Cardiovascular function in individuals with incomplete spinal cord injury: a systematic review

Top Spinal Cord Inj Rehabil. 2013 Fall;19(4):267-78. doi: 10.1310/sci1904-267.

Abstract

Background: There is a clear relationship between the neurological level of spinal cord injury (SCI) and cardiovascular function; however, the relationship between completeness of injury and cardiovascular function is less straightforward. Traditionally completeness of injury has referred to neurological (motor/sensory) completeness. Recently, a number of studies have started to investigate autonomic completeness of injury.

Objective: To investigate the relationships between cardiovascular function and neurological and autonomic completeness of injury.

Methods: A literature search was conducted in November 2012 through MEDLINE, Embase, and CINAHL. Twenty-one studies were included in this review.

Results: In acute SCI, there is no clear consensus about whether resting heart rate (HR), blood pressure (BP), or prevalence of BP abnormalities differs between neurologically complete and incomplete SCI. In chronic SCI, there is limited evidence that there is less prevalence of autonomic dysreflexia and improved heart rate variability in response to provocation in neurologically incomplete SCI; however, resting HR and BP appear similar between neurologically complete and incomplete SCI. There is growing evidence that BP and HR at rest and during orthostasis is enhanced in autonomically incomplete SCI. Numerous studies report that neurological completeness does not agree with autonomic completeness of injury.

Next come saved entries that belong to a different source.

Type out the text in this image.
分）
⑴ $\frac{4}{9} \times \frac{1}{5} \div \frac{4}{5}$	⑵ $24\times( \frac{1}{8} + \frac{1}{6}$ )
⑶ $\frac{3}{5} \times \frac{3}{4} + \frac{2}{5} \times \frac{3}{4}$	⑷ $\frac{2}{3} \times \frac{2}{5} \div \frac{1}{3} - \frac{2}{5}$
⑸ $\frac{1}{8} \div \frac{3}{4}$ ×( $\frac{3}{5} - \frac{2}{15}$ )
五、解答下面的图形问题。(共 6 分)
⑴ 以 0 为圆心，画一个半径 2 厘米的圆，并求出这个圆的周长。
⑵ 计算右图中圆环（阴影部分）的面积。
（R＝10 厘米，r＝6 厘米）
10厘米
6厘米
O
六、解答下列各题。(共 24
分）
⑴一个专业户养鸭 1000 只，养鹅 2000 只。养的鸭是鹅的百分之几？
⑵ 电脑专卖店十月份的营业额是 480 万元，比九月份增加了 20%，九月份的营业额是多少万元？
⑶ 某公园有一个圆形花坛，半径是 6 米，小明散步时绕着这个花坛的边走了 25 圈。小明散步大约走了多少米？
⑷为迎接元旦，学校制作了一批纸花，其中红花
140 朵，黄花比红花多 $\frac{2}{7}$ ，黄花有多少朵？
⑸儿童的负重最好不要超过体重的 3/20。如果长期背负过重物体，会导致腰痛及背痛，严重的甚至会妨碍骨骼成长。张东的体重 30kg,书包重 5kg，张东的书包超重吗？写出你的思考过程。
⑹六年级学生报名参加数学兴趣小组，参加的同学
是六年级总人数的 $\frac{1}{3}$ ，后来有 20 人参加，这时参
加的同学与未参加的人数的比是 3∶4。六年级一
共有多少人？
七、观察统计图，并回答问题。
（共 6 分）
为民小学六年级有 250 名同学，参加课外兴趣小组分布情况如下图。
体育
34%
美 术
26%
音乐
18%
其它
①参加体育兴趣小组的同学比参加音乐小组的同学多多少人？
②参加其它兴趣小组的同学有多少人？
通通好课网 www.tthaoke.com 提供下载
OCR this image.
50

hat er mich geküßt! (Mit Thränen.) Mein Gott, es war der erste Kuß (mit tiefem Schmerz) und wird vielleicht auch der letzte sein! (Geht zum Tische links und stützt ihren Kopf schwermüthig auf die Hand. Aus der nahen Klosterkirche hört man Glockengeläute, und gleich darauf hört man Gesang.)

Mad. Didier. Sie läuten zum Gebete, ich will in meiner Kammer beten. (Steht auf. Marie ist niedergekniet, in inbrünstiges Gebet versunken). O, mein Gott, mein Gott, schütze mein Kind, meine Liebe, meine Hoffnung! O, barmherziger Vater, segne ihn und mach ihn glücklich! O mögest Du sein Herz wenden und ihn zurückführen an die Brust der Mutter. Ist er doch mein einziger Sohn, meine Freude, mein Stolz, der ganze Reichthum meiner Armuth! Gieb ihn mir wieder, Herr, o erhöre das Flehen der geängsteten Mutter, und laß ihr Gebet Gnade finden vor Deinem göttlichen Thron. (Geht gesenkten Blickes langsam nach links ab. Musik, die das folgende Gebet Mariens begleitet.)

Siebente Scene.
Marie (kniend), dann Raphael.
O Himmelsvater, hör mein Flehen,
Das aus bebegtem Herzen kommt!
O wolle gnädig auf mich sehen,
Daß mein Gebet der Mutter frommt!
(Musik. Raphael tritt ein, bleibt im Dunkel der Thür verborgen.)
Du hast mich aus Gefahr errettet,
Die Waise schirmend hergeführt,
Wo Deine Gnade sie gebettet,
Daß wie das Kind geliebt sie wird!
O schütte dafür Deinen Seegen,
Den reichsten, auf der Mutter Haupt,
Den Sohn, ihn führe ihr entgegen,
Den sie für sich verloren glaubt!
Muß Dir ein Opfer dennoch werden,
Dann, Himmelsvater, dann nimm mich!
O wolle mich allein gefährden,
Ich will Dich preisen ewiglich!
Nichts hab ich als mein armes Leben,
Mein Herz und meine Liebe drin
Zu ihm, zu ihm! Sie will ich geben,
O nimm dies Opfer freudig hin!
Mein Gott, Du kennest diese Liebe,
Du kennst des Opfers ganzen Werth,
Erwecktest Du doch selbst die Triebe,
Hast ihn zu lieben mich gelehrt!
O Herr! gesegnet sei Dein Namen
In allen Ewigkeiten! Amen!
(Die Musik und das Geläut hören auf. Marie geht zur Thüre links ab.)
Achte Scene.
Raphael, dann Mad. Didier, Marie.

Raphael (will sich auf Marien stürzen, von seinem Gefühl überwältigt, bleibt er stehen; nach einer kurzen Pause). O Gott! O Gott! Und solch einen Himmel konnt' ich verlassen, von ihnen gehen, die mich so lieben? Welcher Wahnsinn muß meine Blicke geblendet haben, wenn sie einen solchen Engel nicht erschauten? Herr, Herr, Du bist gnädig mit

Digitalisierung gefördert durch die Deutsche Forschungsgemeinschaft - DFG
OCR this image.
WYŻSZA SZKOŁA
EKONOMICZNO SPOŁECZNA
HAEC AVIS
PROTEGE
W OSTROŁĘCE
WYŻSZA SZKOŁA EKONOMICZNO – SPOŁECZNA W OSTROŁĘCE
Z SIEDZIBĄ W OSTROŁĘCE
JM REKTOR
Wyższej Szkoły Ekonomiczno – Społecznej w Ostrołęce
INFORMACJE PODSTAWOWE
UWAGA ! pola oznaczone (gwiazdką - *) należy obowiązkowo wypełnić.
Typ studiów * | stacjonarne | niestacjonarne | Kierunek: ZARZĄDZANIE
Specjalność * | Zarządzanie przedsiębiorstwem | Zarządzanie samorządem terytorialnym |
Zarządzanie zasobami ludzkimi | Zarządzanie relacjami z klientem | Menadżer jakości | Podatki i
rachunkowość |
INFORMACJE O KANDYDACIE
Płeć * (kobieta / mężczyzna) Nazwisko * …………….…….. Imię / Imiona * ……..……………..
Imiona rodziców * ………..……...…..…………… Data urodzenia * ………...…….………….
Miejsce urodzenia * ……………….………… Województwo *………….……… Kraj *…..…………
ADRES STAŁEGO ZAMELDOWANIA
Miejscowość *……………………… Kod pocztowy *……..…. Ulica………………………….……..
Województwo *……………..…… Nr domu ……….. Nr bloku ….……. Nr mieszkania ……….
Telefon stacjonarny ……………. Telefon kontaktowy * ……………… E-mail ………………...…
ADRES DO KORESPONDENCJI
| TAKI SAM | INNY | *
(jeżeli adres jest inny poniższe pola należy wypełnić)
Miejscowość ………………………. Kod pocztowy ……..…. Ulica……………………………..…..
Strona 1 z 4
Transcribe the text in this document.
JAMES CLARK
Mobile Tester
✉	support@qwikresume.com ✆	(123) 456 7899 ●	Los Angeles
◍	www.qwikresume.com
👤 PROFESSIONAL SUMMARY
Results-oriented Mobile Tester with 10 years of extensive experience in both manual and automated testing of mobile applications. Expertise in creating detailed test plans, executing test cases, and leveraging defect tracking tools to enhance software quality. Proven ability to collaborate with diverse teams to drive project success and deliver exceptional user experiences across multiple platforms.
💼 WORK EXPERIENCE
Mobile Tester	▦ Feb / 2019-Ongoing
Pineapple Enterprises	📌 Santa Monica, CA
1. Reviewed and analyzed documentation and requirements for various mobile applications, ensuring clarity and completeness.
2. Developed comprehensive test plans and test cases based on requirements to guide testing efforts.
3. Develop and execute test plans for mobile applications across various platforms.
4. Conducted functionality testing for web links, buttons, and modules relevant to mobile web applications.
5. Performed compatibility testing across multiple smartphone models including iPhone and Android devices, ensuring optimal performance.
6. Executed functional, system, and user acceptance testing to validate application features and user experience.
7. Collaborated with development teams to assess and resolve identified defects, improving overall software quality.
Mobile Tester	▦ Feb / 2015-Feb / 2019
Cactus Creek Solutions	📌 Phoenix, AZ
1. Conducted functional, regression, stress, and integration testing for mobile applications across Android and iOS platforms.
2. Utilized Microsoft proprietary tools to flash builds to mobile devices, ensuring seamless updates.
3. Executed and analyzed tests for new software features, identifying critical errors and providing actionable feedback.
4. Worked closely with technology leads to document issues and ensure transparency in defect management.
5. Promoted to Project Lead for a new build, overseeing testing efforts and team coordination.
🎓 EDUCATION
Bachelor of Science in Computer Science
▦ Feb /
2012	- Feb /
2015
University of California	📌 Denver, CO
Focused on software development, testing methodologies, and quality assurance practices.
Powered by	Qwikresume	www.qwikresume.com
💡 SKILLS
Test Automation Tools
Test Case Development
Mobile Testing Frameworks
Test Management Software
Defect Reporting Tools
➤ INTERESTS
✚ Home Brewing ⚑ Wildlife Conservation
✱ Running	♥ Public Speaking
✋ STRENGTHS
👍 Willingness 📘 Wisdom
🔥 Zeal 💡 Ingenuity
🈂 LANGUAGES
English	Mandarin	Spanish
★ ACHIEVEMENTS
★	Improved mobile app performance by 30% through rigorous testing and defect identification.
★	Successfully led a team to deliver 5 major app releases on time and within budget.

Conclusions: For acute SCI, there is no clear consensus whether cardiovascular function differs between complete and incomplete. For chronic SCI, the studies to date suggest that autonomic completeness of SCI is more strongly related to cardiovascular function than neurological completeness of injury. Thus, clinicians and scientists should account for autonomic completeness of injury when assessing cardiovascular function in SCI.

Keywords: autonomic nervous system; blood pressure; completeness of injury; heart rate.